GSA Annual Meeting in Indianapolis, Indiana, USA - 2018

Paper No. 3-3
Presentation Time: 8:35 AM

PROMOTING FAIR DATA PRACTICES FOR THE GEOSCIENCES WITH JUPYTER NOTEBOOKS


RUSSELL, Kevin P., Indiana Geological and Water Survey, Indiana University, 611 North Walnut Grove, Bloomington, IN 47405-2208

Juypyter Notebook technology has risen dramatically to include disciplines outside of computer and data science including the geosciences. Notebooks are a powerful tool that enables users to develop and share documents that contain live code, HTML, images and explanatory text, dynamic visualizations, and equations that provide guidance and context for communicating ideas-in-development, as well as, polished workflows and visualizations.

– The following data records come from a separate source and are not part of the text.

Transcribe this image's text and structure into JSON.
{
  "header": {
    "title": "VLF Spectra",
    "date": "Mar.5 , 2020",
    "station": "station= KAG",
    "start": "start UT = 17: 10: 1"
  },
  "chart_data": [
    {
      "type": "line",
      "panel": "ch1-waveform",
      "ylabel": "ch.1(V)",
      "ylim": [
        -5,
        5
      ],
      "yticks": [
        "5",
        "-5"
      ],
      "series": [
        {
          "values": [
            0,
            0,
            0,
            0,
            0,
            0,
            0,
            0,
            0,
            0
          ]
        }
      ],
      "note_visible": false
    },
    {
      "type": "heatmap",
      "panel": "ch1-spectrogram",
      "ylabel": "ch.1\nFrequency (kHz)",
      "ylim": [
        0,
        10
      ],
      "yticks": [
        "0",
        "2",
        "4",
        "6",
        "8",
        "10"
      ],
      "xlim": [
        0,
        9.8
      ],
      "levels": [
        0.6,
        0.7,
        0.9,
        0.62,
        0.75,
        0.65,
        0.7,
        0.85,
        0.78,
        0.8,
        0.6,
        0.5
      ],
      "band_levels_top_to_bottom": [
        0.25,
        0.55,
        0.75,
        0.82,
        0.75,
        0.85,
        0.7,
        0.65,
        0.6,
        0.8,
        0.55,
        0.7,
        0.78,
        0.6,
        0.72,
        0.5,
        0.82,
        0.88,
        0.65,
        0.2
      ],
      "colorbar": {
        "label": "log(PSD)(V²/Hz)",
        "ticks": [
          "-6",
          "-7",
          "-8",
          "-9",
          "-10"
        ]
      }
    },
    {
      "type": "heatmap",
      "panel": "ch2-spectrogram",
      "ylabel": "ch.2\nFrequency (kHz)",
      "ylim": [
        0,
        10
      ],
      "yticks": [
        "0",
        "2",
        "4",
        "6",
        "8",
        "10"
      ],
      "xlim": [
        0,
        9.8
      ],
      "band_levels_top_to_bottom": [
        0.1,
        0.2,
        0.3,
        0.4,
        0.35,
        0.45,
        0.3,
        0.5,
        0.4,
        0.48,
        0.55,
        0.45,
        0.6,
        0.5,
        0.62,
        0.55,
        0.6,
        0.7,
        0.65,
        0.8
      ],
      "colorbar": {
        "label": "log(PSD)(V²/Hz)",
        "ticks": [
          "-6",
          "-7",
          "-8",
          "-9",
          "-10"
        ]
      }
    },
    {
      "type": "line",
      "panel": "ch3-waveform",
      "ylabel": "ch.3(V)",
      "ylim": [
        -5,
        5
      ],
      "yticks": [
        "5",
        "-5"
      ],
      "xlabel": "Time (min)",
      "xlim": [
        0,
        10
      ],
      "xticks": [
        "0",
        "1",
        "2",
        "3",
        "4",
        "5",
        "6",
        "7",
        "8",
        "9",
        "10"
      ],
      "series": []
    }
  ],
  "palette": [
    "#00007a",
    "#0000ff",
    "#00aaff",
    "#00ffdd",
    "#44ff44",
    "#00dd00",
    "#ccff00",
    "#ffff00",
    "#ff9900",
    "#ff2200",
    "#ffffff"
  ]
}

The FAIR data principles aim to make data findable, accessible, interoperable, and reusable. Jupyter Notebooks are helpful tools in documenting practices that reduce the incidence of dark data and hidden methods that researchers perform when cleaning, wrangling, and processing their data. Notebooks provide users an open mechanism by which one or more easily shared documents contain the full analytical methodology, connections to data sources, visualizations, and descriptive text to inform interpretation of those data.

Notebooks also allow for the fast prototyping of data workflows. The non-linear, independent, cell based operation allows a user to quickly test a specific step without re-executing the entire workflow or script. Furthermore, notebooks open the vast python ecosystem to users. For example, the Python Data Analysis Library (Pandas) library provides high performance and straight-forward data structures that allow for use of huge amounts of data at extremely fast speeds. Finally, Jupyter Notebooks are becoming integrated with an increasing number of platforms including ArcGIS and custom libraries built by organizations or individuals and shared as open source software distributions.

This presentation will introduce Jupyter Notebook technologies to new users through a demonstration of its use in a geoscience application. The walkthrough will cover data import from local files, external files over REST API from IndianaMap, and web-scraping of data from a table embedded in an HTML web page. These data will be displayed with the Pandas library and visualized with a popular data visualization library. Basic geospatial operations will be performed with ArcGIS Arcpy library and the output shared through ArcGIS Online. These same geoprocessing operations will be performed with GDAL to allow anyone, anywhere to reproduce the analysis with reliable results.